- The paper introduces SceneScript that generates 3D scene models via autoregressive prediction of structured language commands from visual inputs.
- It employs a novel transformer-based encoder-decoder architecture with multi-modal encoders, achieving state-of-the-art architectural layout estimation.
- The study leverages the extensive ASE synthetic dataset to demonstrate strong generalization to real scenes and easy extensibility to new scene commands.

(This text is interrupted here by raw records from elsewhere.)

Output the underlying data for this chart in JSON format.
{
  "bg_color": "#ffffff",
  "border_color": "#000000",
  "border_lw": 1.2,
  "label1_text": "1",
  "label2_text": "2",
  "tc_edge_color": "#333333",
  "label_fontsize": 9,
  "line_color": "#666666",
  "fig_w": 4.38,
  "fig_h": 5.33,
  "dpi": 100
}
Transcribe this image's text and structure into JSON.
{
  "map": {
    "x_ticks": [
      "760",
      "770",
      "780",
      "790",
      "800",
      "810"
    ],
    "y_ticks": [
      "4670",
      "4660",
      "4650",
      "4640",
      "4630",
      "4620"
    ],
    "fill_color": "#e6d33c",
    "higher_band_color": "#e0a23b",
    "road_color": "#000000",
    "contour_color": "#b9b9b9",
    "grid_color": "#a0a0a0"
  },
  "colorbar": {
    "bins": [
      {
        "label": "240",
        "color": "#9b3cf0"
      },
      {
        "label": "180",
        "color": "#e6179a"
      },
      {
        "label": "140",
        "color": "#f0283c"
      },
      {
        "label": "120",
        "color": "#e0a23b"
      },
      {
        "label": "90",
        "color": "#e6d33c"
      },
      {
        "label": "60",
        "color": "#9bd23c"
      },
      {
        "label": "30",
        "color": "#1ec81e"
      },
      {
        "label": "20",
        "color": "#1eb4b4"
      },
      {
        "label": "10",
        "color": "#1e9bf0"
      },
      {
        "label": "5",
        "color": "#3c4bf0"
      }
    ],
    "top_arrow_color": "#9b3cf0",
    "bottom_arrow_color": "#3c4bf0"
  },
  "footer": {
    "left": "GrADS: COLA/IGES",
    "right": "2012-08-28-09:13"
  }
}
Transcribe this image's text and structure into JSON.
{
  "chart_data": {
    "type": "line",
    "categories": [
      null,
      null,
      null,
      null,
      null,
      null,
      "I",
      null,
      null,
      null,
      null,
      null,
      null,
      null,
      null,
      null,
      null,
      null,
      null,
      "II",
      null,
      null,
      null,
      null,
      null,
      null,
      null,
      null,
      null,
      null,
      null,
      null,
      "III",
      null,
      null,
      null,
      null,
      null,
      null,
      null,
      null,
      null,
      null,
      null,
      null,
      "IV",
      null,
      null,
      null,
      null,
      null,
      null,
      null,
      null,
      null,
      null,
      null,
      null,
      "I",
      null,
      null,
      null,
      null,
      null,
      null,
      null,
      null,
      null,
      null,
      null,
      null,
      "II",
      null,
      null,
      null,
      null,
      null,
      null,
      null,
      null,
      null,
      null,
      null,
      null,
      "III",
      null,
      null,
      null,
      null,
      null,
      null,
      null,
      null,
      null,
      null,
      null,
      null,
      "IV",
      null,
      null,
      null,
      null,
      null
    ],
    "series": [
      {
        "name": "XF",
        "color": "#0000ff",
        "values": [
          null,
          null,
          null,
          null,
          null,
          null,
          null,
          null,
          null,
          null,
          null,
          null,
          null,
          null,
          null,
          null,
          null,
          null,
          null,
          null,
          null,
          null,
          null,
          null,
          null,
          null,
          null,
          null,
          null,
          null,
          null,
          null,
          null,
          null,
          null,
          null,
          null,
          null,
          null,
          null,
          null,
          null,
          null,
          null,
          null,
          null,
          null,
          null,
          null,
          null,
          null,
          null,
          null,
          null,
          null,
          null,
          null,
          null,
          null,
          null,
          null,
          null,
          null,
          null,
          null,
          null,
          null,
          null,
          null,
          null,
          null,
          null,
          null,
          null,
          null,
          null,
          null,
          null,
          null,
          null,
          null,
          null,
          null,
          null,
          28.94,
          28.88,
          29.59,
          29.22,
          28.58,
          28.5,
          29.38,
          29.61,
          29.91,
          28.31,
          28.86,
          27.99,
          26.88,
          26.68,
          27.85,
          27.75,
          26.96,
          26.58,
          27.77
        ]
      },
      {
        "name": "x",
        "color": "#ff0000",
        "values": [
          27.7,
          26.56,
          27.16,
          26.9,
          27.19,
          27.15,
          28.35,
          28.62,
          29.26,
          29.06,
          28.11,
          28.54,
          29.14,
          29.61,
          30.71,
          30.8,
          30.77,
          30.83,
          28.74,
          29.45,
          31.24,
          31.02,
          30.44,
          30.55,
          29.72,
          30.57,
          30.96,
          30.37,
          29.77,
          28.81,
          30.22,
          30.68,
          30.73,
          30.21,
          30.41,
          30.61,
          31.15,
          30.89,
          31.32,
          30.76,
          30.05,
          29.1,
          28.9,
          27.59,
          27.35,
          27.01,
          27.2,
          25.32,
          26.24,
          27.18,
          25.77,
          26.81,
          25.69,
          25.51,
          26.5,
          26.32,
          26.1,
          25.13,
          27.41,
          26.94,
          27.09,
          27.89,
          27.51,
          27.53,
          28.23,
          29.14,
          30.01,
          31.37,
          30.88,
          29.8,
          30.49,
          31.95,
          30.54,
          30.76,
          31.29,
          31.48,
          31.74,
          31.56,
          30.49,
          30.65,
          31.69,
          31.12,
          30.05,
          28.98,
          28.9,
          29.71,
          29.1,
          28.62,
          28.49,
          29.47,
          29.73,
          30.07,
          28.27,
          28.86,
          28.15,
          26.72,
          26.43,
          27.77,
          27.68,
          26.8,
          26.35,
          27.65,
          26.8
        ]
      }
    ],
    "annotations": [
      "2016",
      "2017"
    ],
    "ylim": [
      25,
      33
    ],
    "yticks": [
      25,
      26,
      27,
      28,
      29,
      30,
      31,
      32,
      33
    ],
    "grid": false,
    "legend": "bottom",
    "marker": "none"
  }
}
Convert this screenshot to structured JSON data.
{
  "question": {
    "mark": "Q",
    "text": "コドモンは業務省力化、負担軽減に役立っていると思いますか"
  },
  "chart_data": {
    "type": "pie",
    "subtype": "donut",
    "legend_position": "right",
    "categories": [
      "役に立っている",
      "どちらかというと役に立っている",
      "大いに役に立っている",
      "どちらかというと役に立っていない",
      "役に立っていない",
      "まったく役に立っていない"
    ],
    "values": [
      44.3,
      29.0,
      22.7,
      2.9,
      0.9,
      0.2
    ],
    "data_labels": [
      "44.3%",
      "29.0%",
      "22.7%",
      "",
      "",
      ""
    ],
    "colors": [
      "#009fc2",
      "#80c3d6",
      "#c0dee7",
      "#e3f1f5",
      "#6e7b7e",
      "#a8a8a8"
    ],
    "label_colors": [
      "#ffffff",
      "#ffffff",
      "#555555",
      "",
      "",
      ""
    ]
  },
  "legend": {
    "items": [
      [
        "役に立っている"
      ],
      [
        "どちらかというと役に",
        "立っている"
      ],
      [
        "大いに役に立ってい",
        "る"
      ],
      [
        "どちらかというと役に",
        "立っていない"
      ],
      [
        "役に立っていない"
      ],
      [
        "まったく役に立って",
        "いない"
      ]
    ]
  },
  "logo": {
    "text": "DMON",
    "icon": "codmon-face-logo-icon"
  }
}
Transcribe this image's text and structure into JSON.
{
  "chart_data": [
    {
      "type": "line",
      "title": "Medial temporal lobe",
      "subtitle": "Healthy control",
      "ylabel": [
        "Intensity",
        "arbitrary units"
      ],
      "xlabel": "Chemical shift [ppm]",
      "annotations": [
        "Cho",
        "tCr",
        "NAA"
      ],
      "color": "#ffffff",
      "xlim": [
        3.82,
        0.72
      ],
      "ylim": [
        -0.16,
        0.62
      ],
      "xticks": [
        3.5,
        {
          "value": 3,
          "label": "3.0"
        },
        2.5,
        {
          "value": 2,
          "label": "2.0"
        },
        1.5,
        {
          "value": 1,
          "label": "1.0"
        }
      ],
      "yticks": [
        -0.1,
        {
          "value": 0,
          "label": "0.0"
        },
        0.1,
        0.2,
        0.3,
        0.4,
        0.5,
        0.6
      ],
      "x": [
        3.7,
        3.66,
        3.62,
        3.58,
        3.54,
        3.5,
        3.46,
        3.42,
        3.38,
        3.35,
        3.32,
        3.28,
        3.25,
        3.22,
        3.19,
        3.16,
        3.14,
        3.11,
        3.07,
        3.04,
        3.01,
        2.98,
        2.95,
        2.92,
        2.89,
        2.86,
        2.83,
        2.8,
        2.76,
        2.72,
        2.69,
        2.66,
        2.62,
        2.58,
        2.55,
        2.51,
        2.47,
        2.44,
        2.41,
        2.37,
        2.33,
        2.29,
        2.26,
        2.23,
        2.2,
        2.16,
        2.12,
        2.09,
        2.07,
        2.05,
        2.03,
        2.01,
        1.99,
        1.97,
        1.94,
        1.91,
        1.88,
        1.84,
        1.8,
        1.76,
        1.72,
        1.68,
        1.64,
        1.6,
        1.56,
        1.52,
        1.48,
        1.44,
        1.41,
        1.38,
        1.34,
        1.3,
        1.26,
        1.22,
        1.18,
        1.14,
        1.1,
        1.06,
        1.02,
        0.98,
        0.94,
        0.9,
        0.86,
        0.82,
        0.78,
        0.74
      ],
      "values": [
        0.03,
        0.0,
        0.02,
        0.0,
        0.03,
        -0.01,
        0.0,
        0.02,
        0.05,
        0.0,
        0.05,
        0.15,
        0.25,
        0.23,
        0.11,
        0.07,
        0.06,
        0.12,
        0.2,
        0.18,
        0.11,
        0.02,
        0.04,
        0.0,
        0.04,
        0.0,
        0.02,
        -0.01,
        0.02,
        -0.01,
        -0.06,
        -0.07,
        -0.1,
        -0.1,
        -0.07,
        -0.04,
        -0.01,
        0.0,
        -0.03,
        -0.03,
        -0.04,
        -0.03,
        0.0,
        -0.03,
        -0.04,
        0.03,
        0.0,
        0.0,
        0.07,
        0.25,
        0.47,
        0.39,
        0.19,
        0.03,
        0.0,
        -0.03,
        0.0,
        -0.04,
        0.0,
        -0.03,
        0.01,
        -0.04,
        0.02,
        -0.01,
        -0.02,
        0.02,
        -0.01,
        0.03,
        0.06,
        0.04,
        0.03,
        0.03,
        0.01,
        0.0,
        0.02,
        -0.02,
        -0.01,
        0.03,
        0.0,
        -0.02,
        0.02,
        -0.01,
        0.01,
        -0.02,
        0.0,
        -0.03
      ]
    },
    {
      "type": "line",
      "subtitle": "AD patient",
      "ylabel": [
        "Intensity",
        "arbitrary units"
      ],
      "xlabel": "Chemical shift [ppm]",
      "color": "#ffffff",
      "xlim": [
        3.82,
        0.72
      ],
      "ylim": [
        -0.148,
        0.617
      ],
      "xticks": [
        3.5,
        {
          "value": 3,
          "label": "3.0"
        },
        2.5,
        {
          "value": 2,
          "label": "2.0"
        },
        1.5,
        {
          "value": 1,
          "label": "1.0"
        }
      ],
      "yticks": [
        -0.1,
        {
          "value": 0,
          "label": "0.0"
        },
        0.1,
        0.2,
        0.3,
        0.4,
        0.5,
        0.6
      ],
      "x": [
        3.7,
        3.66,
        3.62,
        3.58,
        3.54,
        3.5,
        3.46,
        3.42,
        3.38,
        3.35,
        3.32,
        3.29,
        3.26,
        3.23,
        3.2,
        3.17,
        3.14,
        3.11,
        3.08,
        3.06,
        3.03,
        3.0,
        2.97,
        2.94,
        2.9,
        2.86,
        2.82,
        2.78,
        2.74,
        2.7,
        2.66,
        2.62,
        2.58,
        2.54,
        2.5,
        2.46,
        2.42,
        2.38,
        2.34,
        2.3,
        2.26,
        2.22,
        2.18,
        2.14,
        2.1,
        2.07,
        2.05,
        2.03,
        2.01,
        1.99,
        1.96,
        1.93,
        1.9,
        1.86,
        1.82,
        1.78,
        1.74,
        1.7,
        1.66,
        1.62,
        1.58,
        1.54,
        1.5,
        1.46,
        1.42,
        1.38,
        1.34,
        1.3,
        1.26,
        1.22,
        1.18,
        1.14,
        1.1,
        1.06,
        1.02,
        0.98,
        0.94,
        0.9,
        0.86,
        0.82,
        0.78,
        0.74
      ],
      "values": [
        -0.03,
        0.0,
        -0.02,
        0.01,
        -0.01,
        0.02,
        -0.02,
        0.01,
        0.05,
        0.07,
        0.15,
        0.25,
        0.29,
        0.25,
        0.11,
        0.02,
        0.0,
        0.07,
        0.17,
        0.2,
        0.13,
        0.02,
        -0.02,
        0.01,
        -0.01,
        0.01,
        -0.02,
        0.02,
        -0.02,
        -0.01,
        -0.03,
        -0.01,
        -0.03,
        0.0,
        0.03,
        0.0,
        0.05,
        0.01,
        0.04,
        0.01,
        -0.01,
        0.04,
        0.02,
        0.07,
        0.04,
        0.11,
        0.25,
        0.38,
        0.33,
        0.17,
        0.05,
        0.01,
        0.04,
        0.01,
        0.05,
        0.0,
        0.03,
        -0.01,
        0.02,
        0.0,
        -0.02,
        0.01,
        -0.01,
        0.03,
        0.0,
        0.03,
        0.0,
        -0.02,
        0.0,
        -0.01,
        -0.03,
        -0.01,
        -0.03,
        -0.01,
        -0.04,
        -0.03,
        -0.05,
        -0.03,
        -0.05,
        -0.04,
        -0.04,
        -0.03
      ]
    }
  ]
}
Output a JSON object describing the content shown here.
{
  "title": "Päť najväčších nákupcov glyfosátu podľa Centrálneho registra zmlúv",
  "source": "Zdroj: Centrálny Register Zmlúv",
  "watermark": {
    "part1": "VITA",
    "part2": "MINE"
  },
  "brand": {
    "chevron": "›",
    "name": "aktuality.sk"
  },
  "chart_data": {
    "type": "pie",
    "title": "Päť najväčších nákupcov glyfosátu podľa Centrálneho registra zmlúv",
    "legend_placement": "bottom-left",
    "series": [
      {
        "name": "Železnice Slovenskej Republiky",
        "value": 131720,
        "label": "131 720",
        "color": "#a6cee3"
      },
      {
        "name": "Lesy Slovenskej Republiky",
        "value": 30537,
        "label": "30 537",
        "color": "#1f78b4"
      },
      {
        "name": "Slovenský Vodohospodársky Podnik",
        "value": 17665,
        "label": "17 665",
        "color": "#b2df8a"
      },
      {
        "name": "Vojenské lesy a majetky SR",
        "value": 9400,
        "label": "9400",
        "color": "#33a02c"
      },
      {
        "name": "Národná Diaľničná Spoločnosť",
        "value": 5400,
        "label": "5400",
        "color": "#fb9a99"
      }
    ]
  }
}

SceneScript: Autoregressive Prediction of Structured Scene Commands from Visual Data
Introduction
This paper introduces SceneScript, a novel approach focused on producing full 3D scene models directly from visual data inputs, articulated as a sequence of structured language commands. This method is inspired by advancements in transformers and LLMs, diverging from traditional scene representation methods like meshes or point clouds. Instead, SceneScript utilizes a scene language encoder-decoder architecture to infer these structured language commands, providing a crisp, compact, and semantically rich scene representation.
SceneScript Overview
SceneScript represents scenes using structured language commands rather than traditional geometric representations. This approach offers several benefits, including memory efficiency, interpretability, and flexibility in adapting to new scene entities or tasks by extending the command set. The core of SceneScript is an autoregressive model that predicts these commands based on encoded visual data inputs.
Aria Synthetic Environments Dataset
To facilitate the training and evaluation of SceneScript, the authors introduced the Aria Synthetic Environments (ASE) dataset. ASE is a synthetically generated dataset comprising 100,000 high-quality indoor scenes with corresponding ground truth in the format of structured language commands. This dataset is pivotal for training SceneScript, especially since it generalizes to diverse real scenes despite being trained solely on synthetic data.
Technical Approach
To encode visual data into a latent representation, SceneScript employs three variants of encoders: point clouds, posed image sets, and a combination of both. Regardless of the input modality, the encoded scene representation is then decoded into a structured language command sequence by a transformer-based decoder. Importantly, SceneScript demonstrates its flexibility and extendability by adopting a novel scene representation based on structured language commands. For instance, introducing a command for doors with parameters for opening angles exemplifies how easily SceneScript can adapt to new scene entities or tasks.
Results and Evaluation
SceneScript shows state-of-the-art performance in architectural layout estimation and competitive results in 3D object detection on the ASE dataset. The method's generalization capability is highlighted by its performance on real scenes. Significantly, SceneScript's design facilitates easy adaptation to new tasks or commands, demonstrated by extending the structured language to include object parts or different geometric entities, like curved walls or composite entities.
Implications and Future Directions
The success of SceneScript in employing an autoregressive model for scene representation opens several avenues for future research. The method's adaptability suggests potential for integrating SceneScript with other AI systems or in applications requiring dynamic scene understanding and modification. Moreover, the introduction of ASE contributes a substantial dataset for advancing machine learning in scene understanding, promising further innovations in the field.
Conclusions
SceneScript introduces a paradigm shift in 3D scene representation, leveraging the expressive power of structured language commands for a flexible and semantically rich description of indoor environments. The extensive ASE dataset further enriches research resources, fostering advancements in scene understanding and representation. The potential for future development and integration with emerging AI technologies positions SceneScript as a foundational method in the field of generative AI for 3D modeling.